Friday 24 March 2017

Why APC would not wash its dirty linen in public


The entourage from the national secretariat of the All Progressives Congress, APC to Speaker Yakubu Dogara last Thursday could not hide its appreciation of the loyalty the House leadership has continued to pay to the party.

For a party and its leadership that has been well despised by the executive arm of government, finding other party members in government willing to exchange banters with was indeed much appreciated.

Media reports the following day sought to present the visit of the national chairman, Chief John Odigie-Oyegun and some elements of the leadership as a working visit done to appreciate the support of the House for the APC administration.

At the end of the closed door meeting with the APC House caucus, the national chairman was reported to have proclaimed progress in the relationship with the House given the fact that everyone came out of the meeting smiling.

APC

“As you can see we are all smiling. We discussed general issues; the budget and the progress it is making,” he stated.

“The fact that the House has been very supportive of the government and the party, we congratulate the Rt.
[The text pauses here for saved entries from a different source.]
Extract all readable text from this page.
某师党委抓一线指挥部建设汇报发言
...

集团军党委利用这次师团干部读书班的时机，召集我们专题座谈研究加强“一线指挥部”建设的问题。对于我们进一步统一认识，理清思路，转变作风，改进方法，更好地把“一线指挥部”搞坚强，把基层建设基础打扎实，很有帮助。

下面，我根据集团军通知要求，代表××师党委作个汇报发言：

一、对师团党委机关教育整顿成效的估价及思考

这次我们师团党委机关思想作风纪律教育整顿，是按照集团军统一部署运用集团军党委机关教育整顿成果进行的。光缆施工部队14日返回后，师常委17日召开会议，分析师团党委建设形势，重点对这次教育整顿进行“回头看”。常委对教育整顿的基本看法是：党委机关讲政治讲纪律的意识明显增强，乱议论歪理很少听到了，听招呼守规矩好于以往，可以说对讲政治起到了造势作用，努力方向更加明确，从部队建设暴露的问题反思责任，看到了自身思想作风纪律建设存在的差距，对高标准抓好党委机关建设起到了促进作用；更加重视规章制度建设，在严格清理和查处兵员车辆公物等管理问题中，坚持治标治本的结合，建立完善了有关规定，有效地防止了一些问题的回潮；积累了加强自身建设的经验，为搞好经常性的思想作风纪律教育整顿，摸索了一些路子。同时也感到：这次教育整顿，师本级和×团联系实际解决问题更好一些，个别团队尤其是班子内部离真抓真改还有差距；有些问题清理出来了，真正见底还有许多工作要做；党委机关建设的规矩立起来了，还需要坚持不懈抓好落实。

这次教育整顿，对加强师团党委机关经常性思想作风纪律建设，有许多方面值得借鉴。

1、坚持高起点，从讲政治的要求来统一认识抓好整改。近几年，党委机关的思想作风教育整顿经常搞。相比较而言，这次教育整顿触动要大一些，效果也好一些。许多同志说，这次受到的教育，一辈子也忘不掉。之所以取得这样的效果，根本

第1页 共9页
Hon. speaker and members for the way so far they have been behind Federal Government and the party.”

However, the message conveyed by the meeting was to most purposes a delusion. It was a journey to Afghanistan.
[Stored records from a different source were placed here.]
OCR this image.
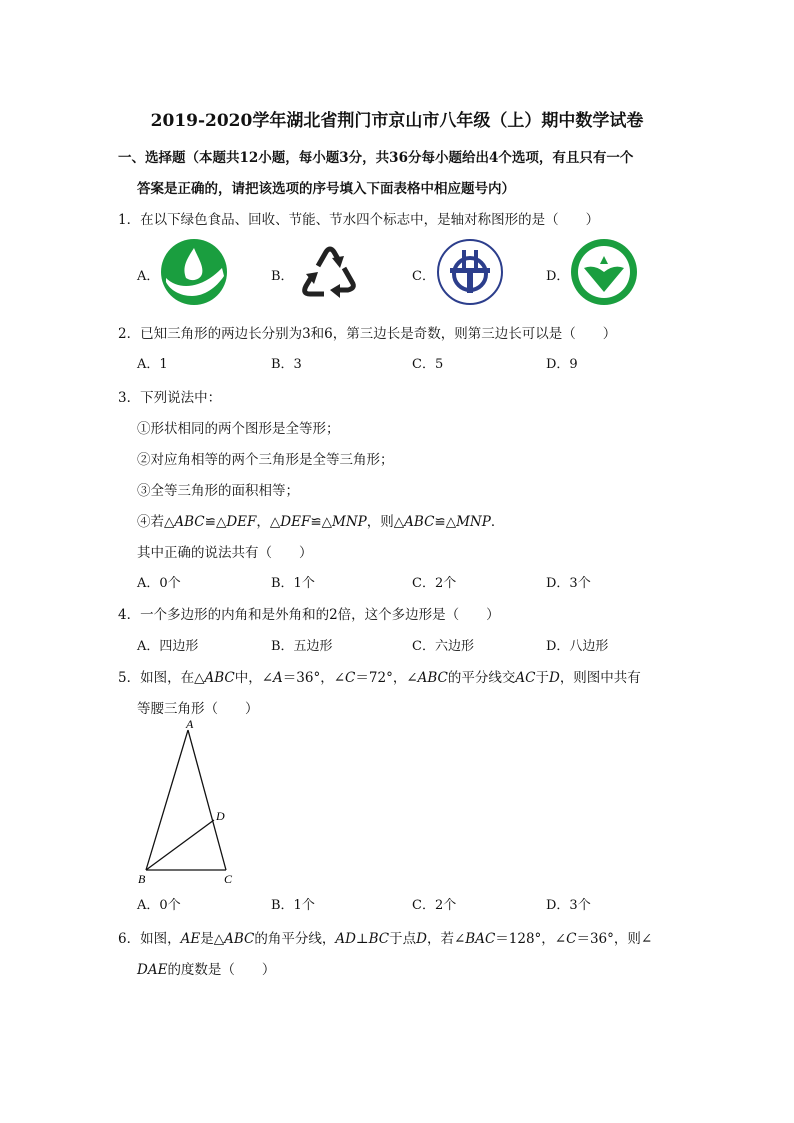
2019-2020学年湖北省荆门市京山市八年级（上）期中数学试卷
一、选择题（本题共12小题，每小题3分，共36分每小题给出4个选项，有且只有一个
答案是正确的，请把该选项的序号填入下面表格中相应题号内）
1．在以下绿色食品、回收、节能、节水四个标志中，是轴对称图形的是（　　）
A．	B．	C．	D．
2．已知三角形的两边长分别为3和6，第三边长是奇数，则第三边长可以是（　　）
A．1	B．3	C．5	D．9
3．下列说法中：
①形状相同的两个图形是全等形；
②对应角相等的两个三角形是全等三角形；
③全等三角形的面积相等；
④若△ABC≌△DEF，△DEF≌△MNP，则△ABC≌△MNP．
其中正确的说法共有（　　）
A．0个	B．1个	C．2个	D．3个
4．一个多边形的内角和是外角和的2倍，这个多边形是（　　）
A．四边形	B．五边形	C．六边形	D．八边形
5．如图，在△ABC中，∠A＝36°，∠C＝72°，∠ABC的平分线交AC于D，则图中共有
等腰三角形（　　）
A
B	C
D
A．0个	B．1个	C．2个	D．3个
6．如图，AE是△ABC的角平分线，AD⊥BC于点D，若∠BAC＝128°，∠C＝36°，则∠
DAE的度数是（　　）
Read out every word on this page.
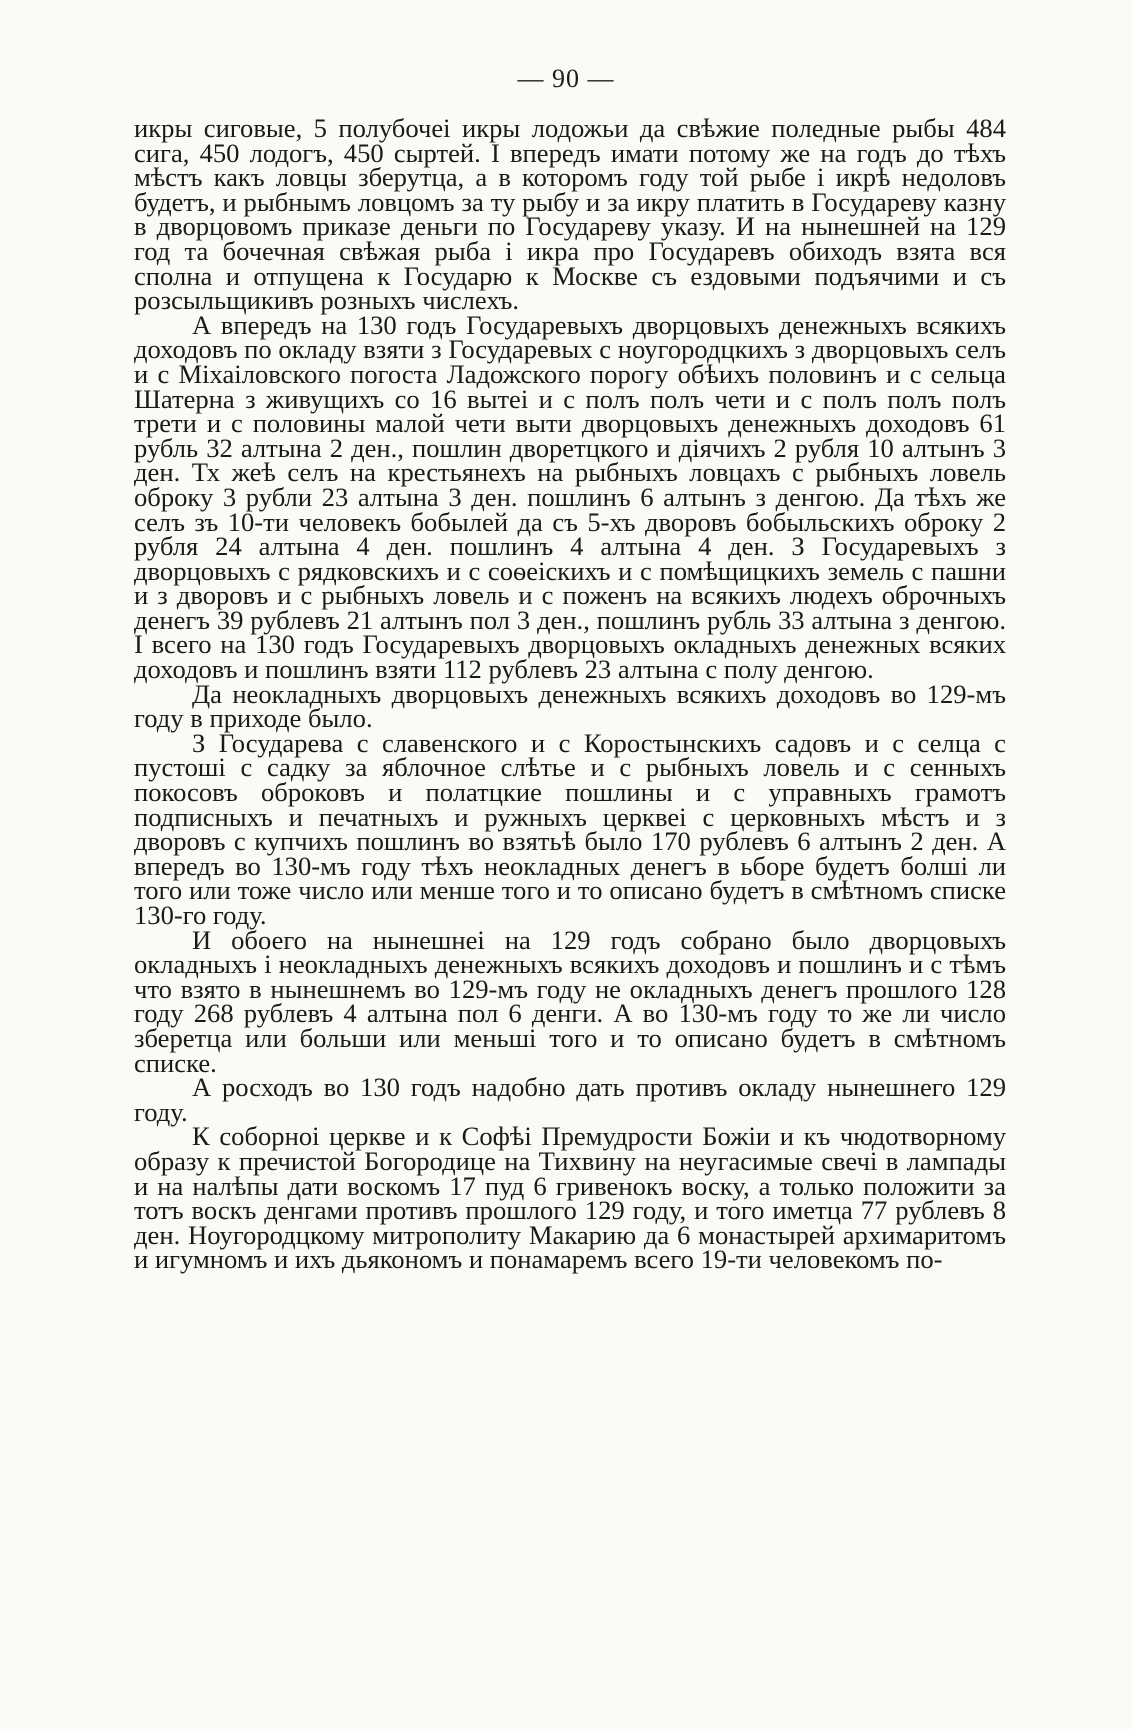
— 90 —

икры сиговые, 5 полубочеі икры лодожьи да свѣжие поледные рыбы 484 сига, 450 лодогъ, 450 сыртей. І впередъ имати потому же на годъ до тѣхъ мѣстъ какъ ловцы зберутца, а в которомъ году той рыбе і икрѣ недоловъ будетъ, и рыбнымъ ловцомъ за ту рыбу и за икру платить в Государеву казну в дворцовомъ приказе деньги по Государеву указу. И на нынешней на 129 год та бочечная свѣжая рыба і икра про Государевъ обиходъ взята вся сполна и отпущена к Государю к Москве съ ездовыми подъячими и съ розсыльщикивъ розныхъ числехъ.

А впередъ на 130 годъ Государевыхъ дворцовыхъ денежныхъ всякихъ доходовъ по окладу взяти з Государевых с ноугородцкихъ з дворцовыхъ селъ и с Міхаіловского погоста Ладожского порогу обѣихъ половинъ и с сельца Шатерна з живущихъ со 16 вытеі и с полъ полъ чети и с полъ полъ полъ трети и с половины малой чети выти дворцовыхъ денежныхъ доходовъ 61 рубль 32 алтына 2 ден., пошлин дворетцкого и діячихъ 2 рубля 10 алтынъ 3 ден. Тх жеѣ селъ на крестьянехъ на рыбныхъ ловцахъ с рыбныхъ ловель оброку 3 рубли 23 алтына 3 ден. пошлинъ 6 алтынъ з денгою. Да тѣхъ же селъ зъ 10-ти человекъ бобылей да съ 5-хъ дворовъ бобыльскихъ оброку 2 рубля 24 алтына 4 ден. пошлинъ 4 алтына 4 ден. З Государевыхъ з дворцовыхъ с рядковскихъ и с соѳеіскихъ и с помѣщицкихъ земель с пашни и з дворовъ и с рыбныхъ ловель и с поженъ на всякихъ людехъ оброчныхъ денегъ 39 рублевъ 21 алтынъ пол 3 ден., пошлинъ рубль 33 алтына з денгою. І всего на 130 годъ Государевыхъ дворцовыхъ окладныхъ денежных всяких доходовъ и пошлинъ взяти 112 рублевъ 23 алтына с полу денгою.

Да неокладныхъ дворцовыхъ денежныхъ всякихъ доходовъ во 129-мъ году в приходе было.

З Государева с славенского и с Коростынскихъ садовъ и с селца с пустоші с садку за яблочное слѣтье и с рыбныхъ ловель и с сенныхъ покосовъ оброковъ и полатцкие пошлины и с управныхъ грамотъ подписныхъ и печатныхъ и ружныхъ церквеі с церковныхъ мѣстъ и з дворовъ с купчихъ пошлинъ во взятьѣ было 170 рублевъ 6 алтынъ 2 ден. А впередъ во 130-мъ году тѣхъ неокладных денегъ в ьборе будетъ болші ли того или тоже число или менше того и то описано будетъ в смѣтномъ списке 130-го году.

И обоего на нынешнеі на 129 годъ собрано было дворцовыхъ окладныхъ і неокладныхъ денежныхъ всякихъ доходовъ и пошлинъ и с тѣмъ что взято в нынешнемъ во 129-мъ году не окладныхъ денегъ прошлого 128 году 268 рублевъ 4 алтына пол 6 денги. А во 130-мъ году то же ли число зберетца или больши или меньші того и то описано будетъ в смѣтномъ списке.

А росходъ во 130 годъ надобно дать противъ окладу нынешнего 129 году.

К соборноі церкве и к Софѣі Премудрости Божіи и къ чюдотворному образу к пречистой Богородице на Тихвину на неугасимые свечі в лампады и на налѣпы дати воскомъ 17 пуд 6 гривенокъ воску, а только положити за тотъ воскъ денгами противъ прошлого 129 году, и того иметца 77 рублевъ 8 ден. Ноугородцкому митрополиту Макарию да 6 монастырей архимаритомъ и игумномъ и ихъ дьякономъ и понамаремъ всего 19-ти человекомъ по-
The APC and its leadership which gave Nigeria the present government has left the real issues of concern in pursuit of shadows.

Of course, it is significant that the party leadership for the first time formally met with its House members. But that it took this long for such a meeting was not surprising given the detrimental role played by the party in the emergence of the House leadership.

For a party that has been in government for almost two years it was a sad story to note that it took this while for such an engagement between the party and the House caucus to take place.

While some would say better late than never, other commentators note that the party leadership should have concerned itself with other centres of government that are presently engulfed in much conflagration. Of particular note is the ensuing rancour within the Senate and between the Senate, and the executive arm of government. There are also issues between different institutions in the executive arm of government.

Remarkably, the conflicts are not just limited to within the various arms and institutions of government. Even within many state chapters of the party, various sounds of war are echoing. From Kano to Akwa Ibom, from Delta to Bauchi, the APC as a party is in diverse degrees of discord.

Sadly, the APC has not deemed it appropriate to address these issues.

If the party leadership had engaged the APC caucus at the peak of the crisis in the House in 2015 it could have been seen as very forthcoming. However, going to the House after the legislative body had achieved stability through its own internal dynamics could be regarded as self-serving.

Of course, few would blame Chief Odigie-Oyegun for the crisis in the various theatres of the APC government. Still fewer would claim to be ignorant of the fact that President Muhammadu Buhari regards the party, its leadership and its traditions with much contempt.

Under Buhari, the party has failed to meet its constitutional requirements for meetings, a fact underscored by the failure to hold the quarterly sessions of the National Executive Committee, NEC for more than a year.

It was understandable that the party leadership restricted its visit to the House. It was also logical to have avoided the Senate whose members are up in arms against the presidency. It was also reasonable to have avoided the presidency which is still numbed over the internal war between the Department of State Services and the Economic and Financial Crimes Commission, EFCC.

With such discords around it, it is easy to see why the APC would avoid washing its dirty linen in public.